Sam Foster, executive director of professional practice at the regulator, told Nursing in Practice that the NMC could ‘be a bit pacier’ in its pursuit of regulation, however she stressed that the council may still choose not to introduce it.
At an NMC council meeting on Wednesday, the council approved the creation of an advanced practice steering group which will explore the possibility of introducing regulation for advanced nurse practice.
The group is expected to present a report on the different options for regulation to the council by September this year and complete the exploration of regulation by Spring 2025.
Ms Foster said that the risk posed by a lack of regulation over advanced practice was the creation of ‘unwarranted variation’ in roles.
A recent report commissioned by the NMC found that there was significant variation in the training, roles, and scope of practice held by nurses using the title of ‘advanced practitioner’.
In the council meeting, Ms Foster presented the example of a patient who was ‘really unhappy’ after being treated by two ‘advanced practitioners’.
One of which was an advanced nurse practitioner able to prescribe and produce a holistic care plan for patients, while the other was a healthcare support worker with additional training to remove stitches.

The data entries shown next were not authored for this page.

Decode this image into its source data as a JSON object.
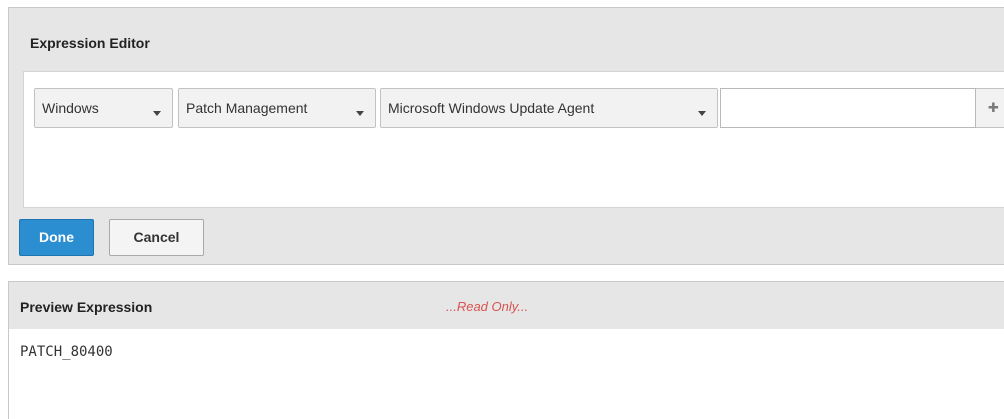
{
  "expression_editor": {
    "title": "Expression Editor",
    "dropdowns": [
      {
        "value": "Windows"
      },
      {
        "value": "Patch Management"
      },
      {
        "value": "Microsoft Windows Update Agent"
      }
    ],
    "value_input": {
      "value": "",
      "placeholder": ""
    },
    "add_icon": "plus-icon",
    "done_label": "Done",
    "cancel_label": "Cancel"
  },
  "preview": {
    "title": "Preview Expression",
    "status": "...Read Only...",
    "expression": "PATCH_80400"
  },
  "colors": {
    "primary": "#2a8ed0",
    "readonly_text": "#d9534f",
    "panel_bg": "#e6e6e6"
  }
}
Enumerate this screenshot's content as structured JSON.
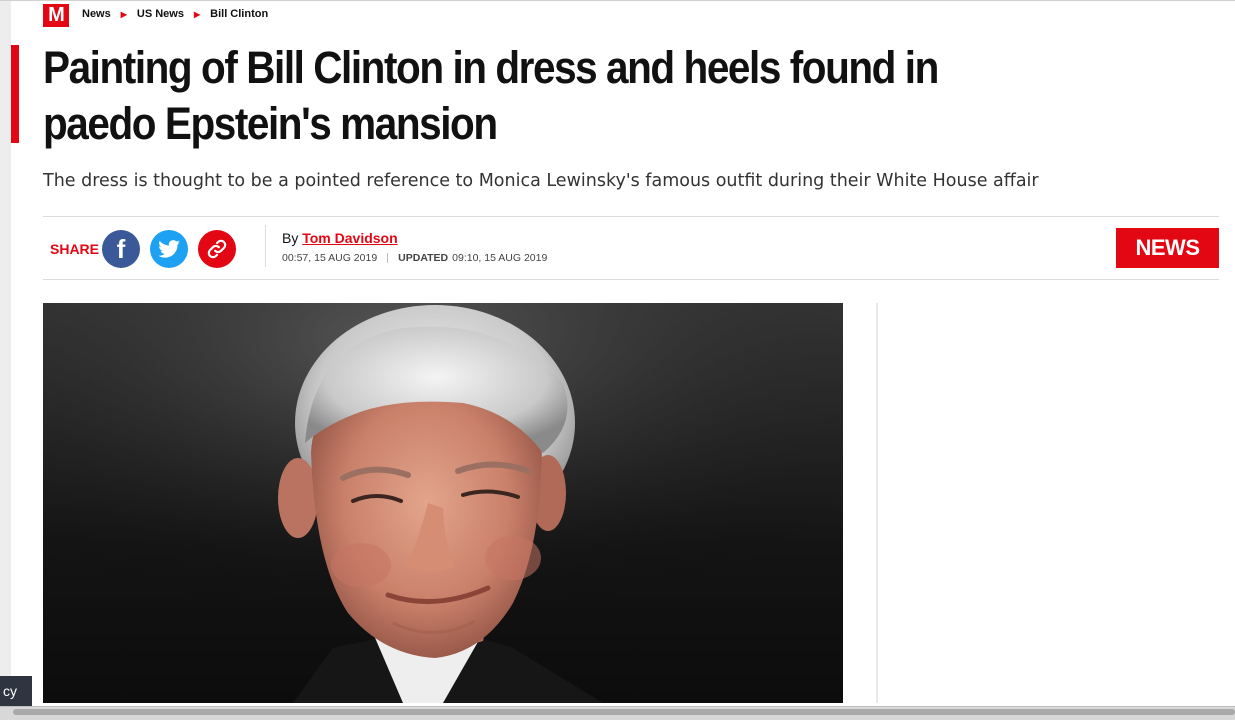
{
  "brand": {
    "logo_text": "M",
    "accent_color": "#e30613"
  },
  "breadcrumb": [
    {
      "label": "News"
    },
    {
      "label": "US News"
    },
    {
      "label": "Bill Clinton"
    }
  ],
  "article": {
    "headline": "Painting of Bill Clinton in dress and heels found in paedo Epstein's mansion",
    "standfirst": "The dress is thought to be a pointed reference to Monica Lewinsky's famous outfit during their White House affair",
    "byline_prefix": "By",
    "author": "Tom Davidson",
    "published": "00:57, 15 AUG 2019",
    "updated_label": "UPDATED",
    "updated": "09:10, 15 AUG 2019",
    "section_badge": "NEWS"
  },
  "share": {
    "label": "SHARE",
    "buttons": [
      {
        "icon": "facebook-icon",
        "color": "#3b5998"
      },
      {
        "icon": "twitter-icon",
        "color": "#1da1f2"
      },
      {
        "icon": "link-icon",
        "color": "#e30613"
      }
    ]
  },
  "privacy_tab": {
    "label": "cy"
  }
}
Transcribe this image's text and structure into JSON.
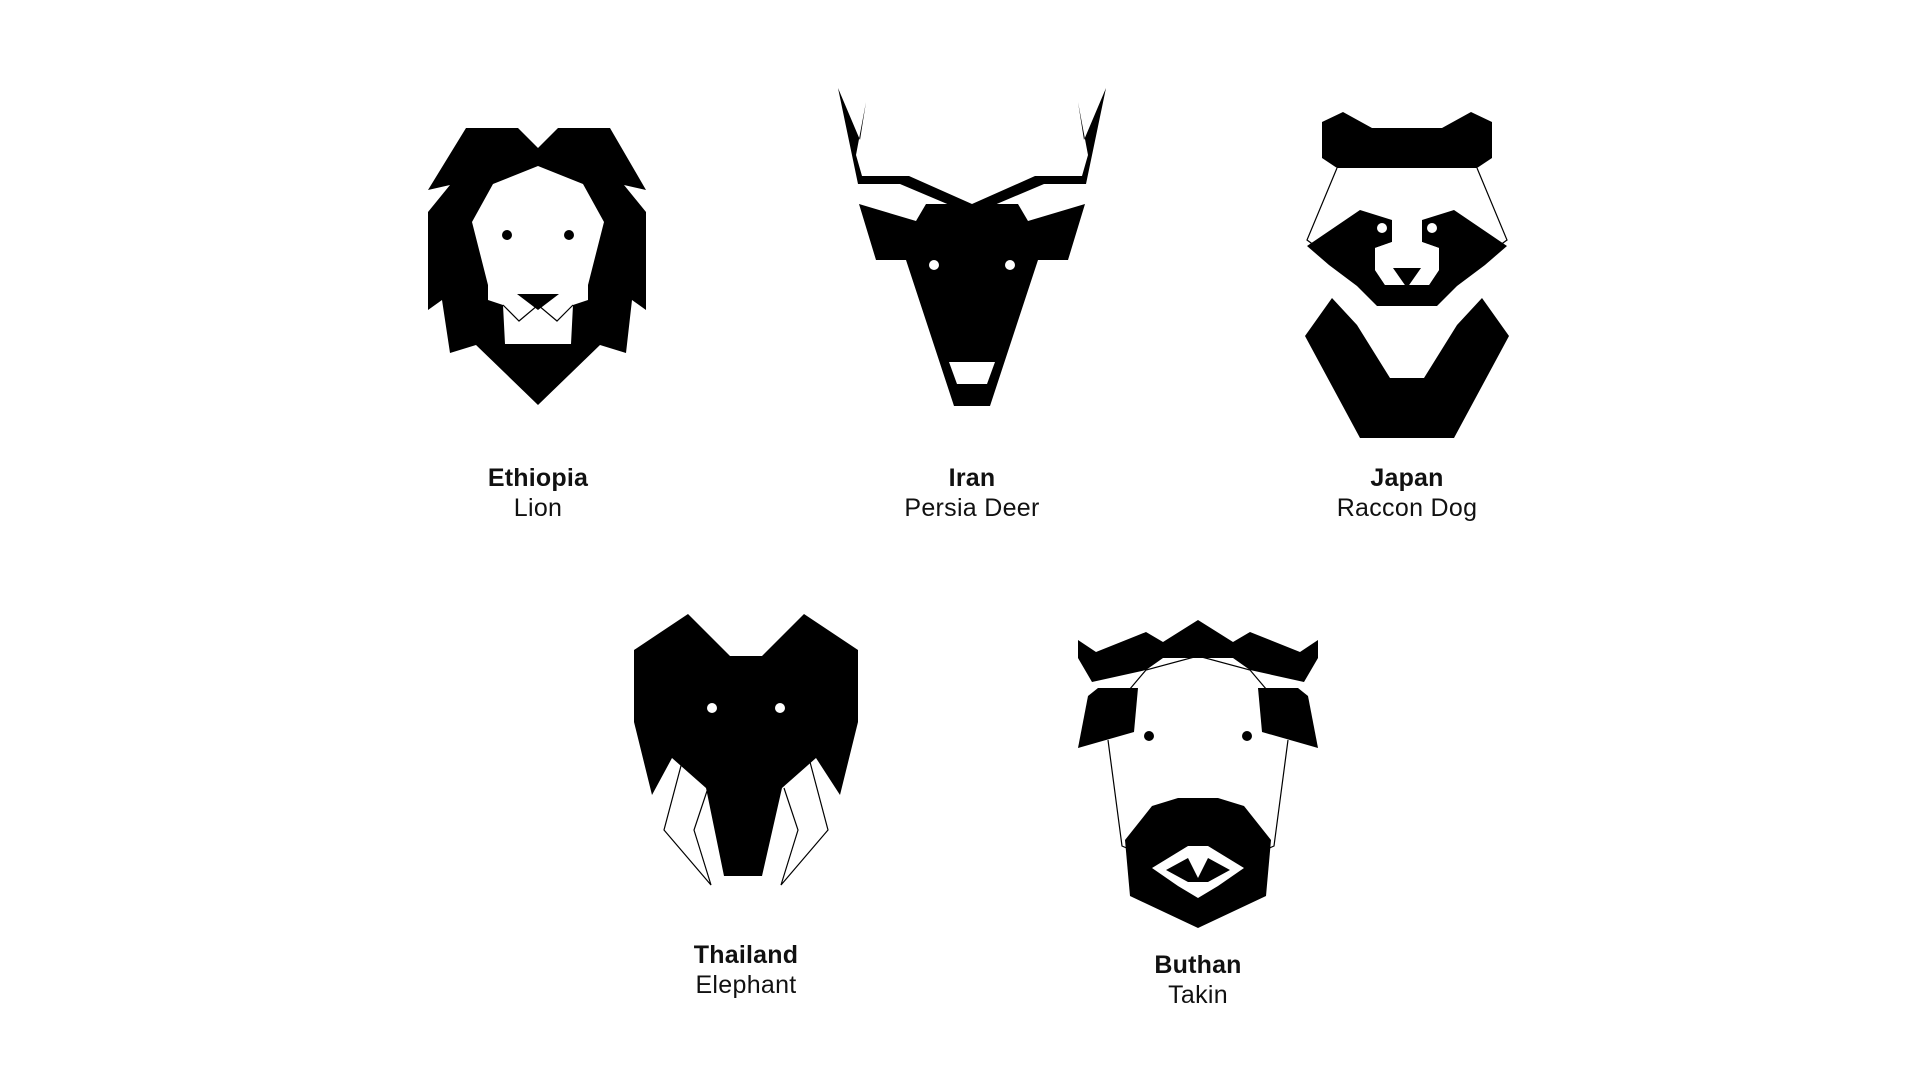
{
  "colors": {
    "background": "#ffffff",
    "ink": "#000000",
    "text": "#111111"
  },
  "items": [
    {
      "country": "Ethiopia",
      "animal": "Lion",
      "icon": "lion-icon"
    },
    {
      "country": "Iran",
      "animal": "Persia Deer",
      "icon": "deer-icon"
    },
    {
      "country": "Japan",
      "animal": "Raccon Dog",
      "icon": "raccoon-dog-icon"
    },
    {
      "country": "Thailand",
      "animal": "Elephant",
      "icon": "elephant-icon"
    },
    {
      "country": "Buthan",
      "animal": "Takin",
      "icon": "takin-icon"
    }
  ]
}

The problem, Ms Foster later told Nursing in Practice, was that the public could not get ‘what you see on the tin’ when there was no legislatively defined role for advanced practitioners.
In response to questions about what would happen to nurses currently working as advanced practitioners, Ms Foster stressed that the majority of nurses working under the title would not be affected.
Ms Foster said that ‘the vast majority’ of advanced practitioners were already working to standards expected by the NMC and that transitionary measures would be put in place.
‘This won’t be hard-headed, heavy-handed regulation. This will be a considered piece of work that we do to build on the preferred option that we recommend,’ she added.
Anne Trotter, assistant director of professional practice, also stressed the importance of advanced nurse practitioners not being seen as replacements for GPs.
‘Its not a competition, it’s a different model for different patients,’ Ms Trotter told Nursing in Practice.
‘We would not regulate just because there aren’t enough doctors, it is more about looking at the stratification of needs and comparing the workforce you have with the workforce you would like to have.’